Hope was incarnate in Archbishop Oscar Romero and people who had lived with their back up against the wall were moved by it. Moved out of their aloneness and desperation, moved to come together singing and marching, waving that hopes in the air, and those that went ahead and those who followed were shouting for the more that they knew now was theirs.

This wave of hope, this breaking of silence, this looking full the face of desperation and saying no more, began so long ago. There in slavery to Pharaoh and then again, there under the ruthless rule Rome. The people were living lives of quiet desperation. Their resignation nothing more than confirmed desperation. Living if you could call it that was about scrapping by, keeping your head down and keeping out of Rome’s way. They were a people whose backs were up against the way, who lived in fear.

And then there came the One who set hope, and freedom and transformation in motion.

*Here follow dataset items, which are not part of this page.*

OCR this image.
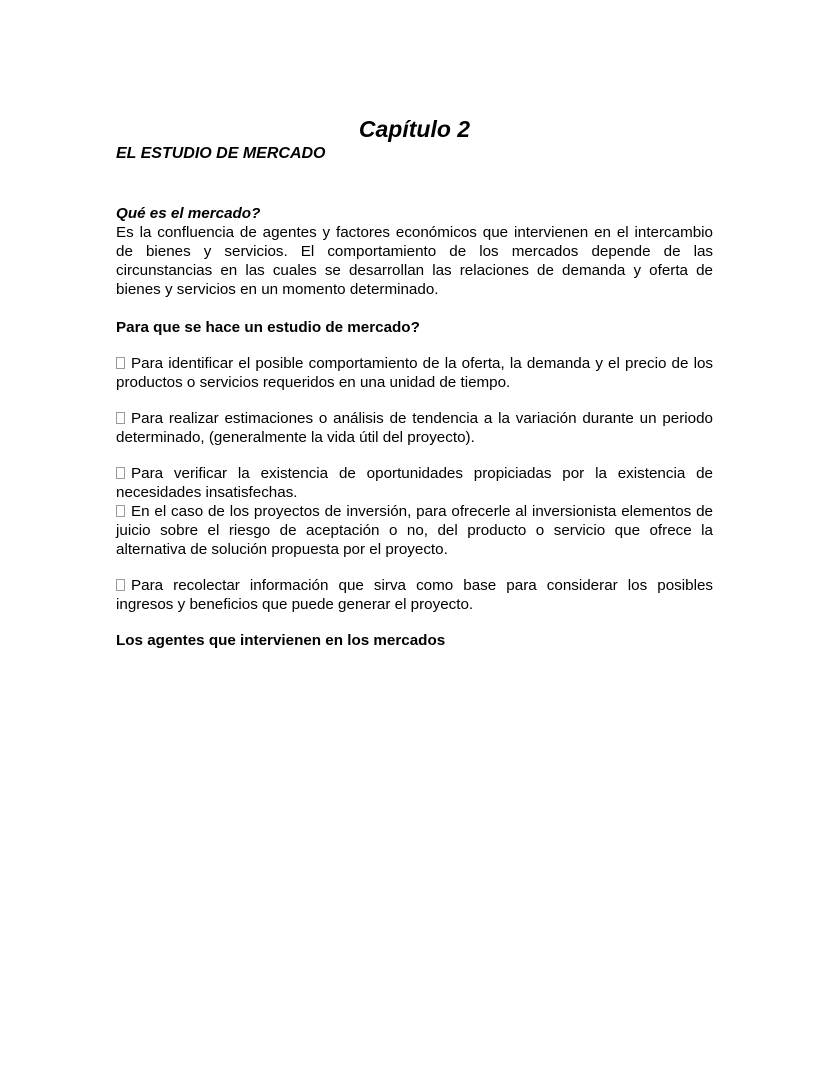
Capítulo 2
EL ESTUDIO DE MERCADO

Qué es el mercado?

Es la confluencia de agentes y factores económicos que intervienen en el intercambio de bienes y servicios. El comportamiento de los mercados depende de las circunstancias en las cuales se desarrollan las relaciones de demanda y oferta de bienes y servicios en un momento determinado.

Para que se hace un estudio de mercado?

Para identificar el posible comportamiento de la oferta, la demanda y el precio de los productos o servicios requeridos en una unidad de tiempo.

Para realizar estimaciones o análisis de tendencia a la variación durante un periodo determinado, (generalmente la vida útil del proyecto).

Para verificar la existencia de oportunidades propiciadas por la existencia de necesidades insatisfechas.

En el caso de los proyectos de inversión, para ofrecerle al inversionista elementos de juicio sobre el riesgo de aceptación o no, del producto o servicio que ofrece la alternativa de solución propuesta por el proyecto.

Para recolectar información que sirva como base para considerar los posibles ingresos y beneficios que puede generar el proyecto.

Los agentes que intervienen en los mercados
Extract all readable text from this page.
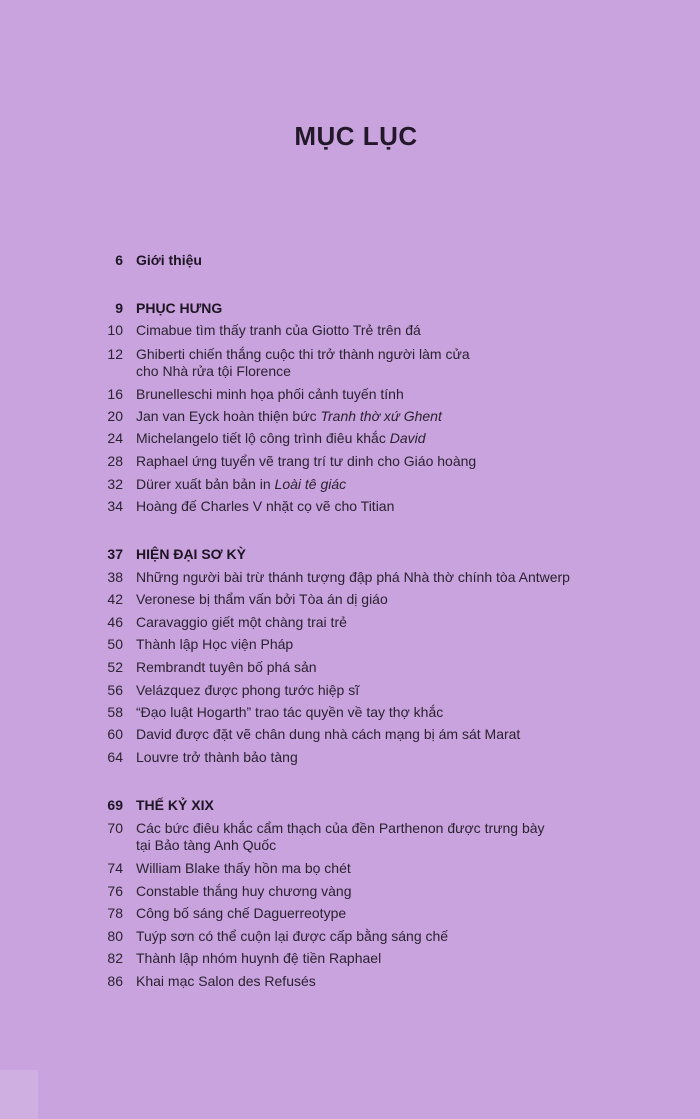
MỤC LỤC
6 Giới thiệu
9 PHỤC HƯNG
10 Cimabue tìm thấy tranh của Giotto Trẻ trên đá
12 Ghiberti chiến thắng cuộc thi trở thành người làm cửa
cho Nhà rửa tội Florence
16 Brunelleschi minh họa phối cảnh tuyến tính
20 Jan van Eyck hoàn thiện bức Tranh thờ xứ Ghent
24 Michelangelo tiết lộ công trình điêu khắc David
28 Raphael ứng tuyển vẽ trang trí tư dinh cho Giáo hoàng
32 Dürer xuất bản bản in Loài tê giác
34 Hoàng đế Charles V nhặt cọ vẽ cho Titian
37 HIỆN ĐẠI SƠ KỲ
38 Những người bài trừ thánh tượng đập phá Nhà thờ chính tòa Antwerp
42 Veronese bị thẩm vấn bởi Tòa án dị giáo
46 Caravaggio giết một chàng trai trẻ
50 Thành lập Học viện Pháp
52 Rembrandt tuyên bố phá sản
56 Velázquez được phong tước hiệp sĩ
58 “Đạo luật Hogarth” trao tác quyền về tay thợ khắc
60 David được đặt vẽ chân dung nhà cách mạng bị ám sát Marat
64 Louvre trở thành bảo tàng
69 THẾ KỶ XIX
70 Các bức điêu khắc cẩm thạch của đền Parthenon được trưng bày
tại Bảo tàng Anh Quốc
74 William Blake thấy hồn ma bọ chét
76 Constable thắng huy chương vàng
78 Công bố sáng chế Daguerreotype
80 Tuýp sơn có thể cuộn lại được cấp bằng sáng chế
82 Thành lập nhóm huynh đệ tiền Raphael
86 Khai mạc Salon des Refusés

The ripple of which flowed into King and then out into the people. The ripple of which followed into Archbishop Oscar Romero and then out into the people. Jesus refused silence, and the isolation silence brings. Jesus looked full in the face of resignation and said enough, he looked full in the heart of desperation and said no longer. “Did you hear it?

“Blessed are the poor in spirit, for theirs is the kingdom of heaven”

Blessed are those who mourn, for they will be comforted.

Blessed are the meek, for they will inherit the earth.

Blessed are those who hunger and thirst for righteousness, for they will be filled.

Blessed are the merciful for they will receive mercy.

Blessed are the pure in heart for they will see God.

Blessed are the peacemakers, for they will be called the Children of God.

Blessed are those who are persecuted for righteousness sake, for theirs is the kingdom of heaven.” (Matthew 5:3-10).

And through his words and the example of his living, Jesus broke through the silence and isolation and fear and an people who had lived with their back up against the wall, came together, shouting on this day, Hosana. They waved palms, and they stripped the cloak of fear and anxiety from around their shoulders and laid it down on the ground before him, this hoped for Messiah.

And so today we join them, we join them all. We join all the people of the ages who have known fear and worry and in isolation have been shackled to silence. Today we say no more to all of that. We wave our Palms in the air, and unwrap cloaks of anxiety and fear and lay them down.

Today we join with those who have come before us who have walked through the gates of resignation and desperation to something new and we are invited to imagine what deliverance and freedom, hope and “something more” could look like for us in 2012. Let Hosanna be our cry. Amen



[1] A phrase from Howard Thurman’s Jesus and the Disinherited.